Джоанна бросила взгляд на часы.
- Нет, сестра Агирре, я жду, когда можно будет вынуть бинты.
- Послушай, эта женщина - с ожогами - умерла полчаса назад, тебе нужно пойти и занять как-то девочку… Она все кричит: "Мамита, мамита!" Постарайся, может, тебе это удастся. У меня ничего не получилось, я вообще не умею обращаться с детьми. Ступай, я сама закончу стерилизацию. Постарайся, чтобы она уснула, и потом иди отдыхать. Чачу пришлешь ко мне… Надеюсь, тебе удастся, дети тебя любят. Тот мальчик с осколочным ранением вообще не хочет признавать никого, кроме тебя.
- Хорошо, сестра Агирре, я постараюсь. Автоклав можно открывать через десять минут…
Девочке было четыре года, и она была похожа на обезьянку. Джоанне еще не приходилось видеть такого некрасивого и такого жалкого ребенка. Может быть, именно потому все ее усилия успокоить маленькую Асунсьон ни к чему не приводили: успокаивающий прежде всего должен быть сам спокоен и говорить спокойным тоном, а Джоанна была недалека от истерики, и разрывающая сердце жалость к этой маленькой некрасивой обезьянке могла каждую секунду оказаться последней каплей.
Умершая женщина была, по-видимому, женой какого-нибудь пеона с банановой плантации. Эти ладинос имеют иногда большой, иногда меньший процент индейской крови; в маленькой Асунсьон индейская кровь явно преобладала. У девочки были очень жесткие черные волосы, выступающие надбровные дуги и очень смуглый цвет личика, которое теперь еще больше потемнело от беспрерывного крика.
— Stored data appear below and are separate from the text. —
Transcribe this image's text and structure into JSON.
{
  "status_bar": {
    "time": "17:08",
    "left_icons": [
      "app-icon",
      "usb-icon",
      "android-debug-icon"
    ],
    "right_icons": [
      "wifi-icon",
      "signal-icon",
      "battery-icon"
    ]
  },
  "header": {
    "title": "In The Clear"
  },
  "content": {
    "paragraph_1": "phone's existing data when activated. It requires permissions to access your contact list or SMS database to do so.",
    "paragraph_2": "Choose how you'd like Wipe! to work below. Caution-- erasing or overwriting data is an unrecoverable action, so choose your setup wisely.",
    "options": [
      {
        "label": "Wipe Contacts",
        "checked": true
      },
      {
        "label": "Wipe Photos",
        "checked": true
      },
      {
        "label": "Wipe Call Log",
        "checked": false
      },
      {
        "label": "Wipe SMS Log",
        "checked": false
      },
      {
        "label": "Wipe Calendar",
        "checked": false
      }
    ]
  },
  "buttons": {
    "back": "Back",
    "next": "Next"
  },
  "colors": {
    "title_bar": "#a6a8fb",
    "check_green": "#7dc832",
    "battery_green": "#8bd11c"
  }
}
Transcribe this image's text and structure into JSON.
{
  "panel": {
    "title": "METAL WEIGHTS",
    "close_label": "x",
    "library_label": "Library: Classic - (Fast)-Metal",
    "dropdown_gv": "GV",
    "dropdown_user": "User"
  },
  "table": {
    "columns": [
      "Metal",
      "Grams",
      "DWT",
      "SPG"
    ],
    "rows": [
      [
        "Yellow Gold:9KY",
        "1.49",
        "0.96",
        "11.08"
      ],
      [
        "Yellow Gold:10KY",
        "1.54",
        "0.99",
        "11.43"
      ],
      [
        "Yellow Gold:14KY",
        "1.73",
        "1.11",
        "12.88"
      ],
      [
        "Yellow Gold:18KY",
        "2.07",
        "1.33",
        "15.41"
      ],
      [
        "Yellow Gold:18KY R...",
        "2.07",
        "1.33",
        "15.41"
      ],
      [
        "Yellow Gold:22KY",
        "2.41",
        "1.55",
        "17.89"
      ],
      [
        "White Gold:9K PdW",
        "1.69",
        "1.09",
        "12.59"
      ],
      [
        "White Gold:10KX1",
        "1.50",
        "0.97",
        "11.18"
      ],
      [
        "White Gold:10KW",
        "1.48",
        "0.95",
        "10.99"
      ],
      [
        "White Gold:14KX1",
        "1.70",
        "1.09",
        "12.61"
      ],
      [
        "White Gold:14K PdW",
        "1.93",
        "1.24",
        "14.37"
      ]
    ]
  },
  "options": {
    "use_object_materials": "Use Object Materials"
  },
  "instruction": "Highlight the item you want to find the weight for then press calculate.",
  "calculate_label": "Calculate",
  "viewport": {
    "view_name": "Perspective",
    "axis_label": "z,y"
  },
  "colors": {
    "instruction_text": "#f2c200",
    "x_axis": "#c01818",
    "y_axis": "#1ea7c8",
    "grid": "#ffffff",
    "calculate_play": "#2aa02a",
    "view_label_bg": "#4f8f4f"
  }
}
Кроме того, во всем ее рахитичном тельце с худенькими кривыми ножками и вздутым животом явно сказывалось и другое - неизгладимая, как проклятие, печать рабского труда и нищеты из поколения в поколение, печать изнурительной четырнадцатичасовой работы на банановых плантациях "жаркой зоны", печать вечного недоедания и запущенных, ставших уже хроническими болезней.
Устав носить на руках, Джоанна уложила девочку на постель и сама прилегла рядом, прижимая ее к груди и продолжая уговаривать вздрагивающим голосом:
- Ну, успокойся, моя маленькая, не нужно плакать… Не нужно, твоя мамита скоро придет. Она пошла купить тебе всяких хороших вещей, понимаешь? Ну, не плачь, будь хорошей девочкой, Асунсьон, не нужно, ну, понимаешь, не нужно, я прошу тебя! Не плачь; скоро придет твоя мамита… Что бы ты хотела, чтобы она тебе принесла, а? Ну скажи мне, маленькая, мы напишем мамите письмо, понимаешь? И если она сама задержится, то ты получишь все это по почте… Знаешь, приедет такое авто, загудит: "Ту-ту-ту-у!" - и дядя отдаст тебе посылку от мамиты. Асунсьон, я тебя очень прошу, не нужно плакать… Праведное небо, ну что я буду делать с этим ребенком!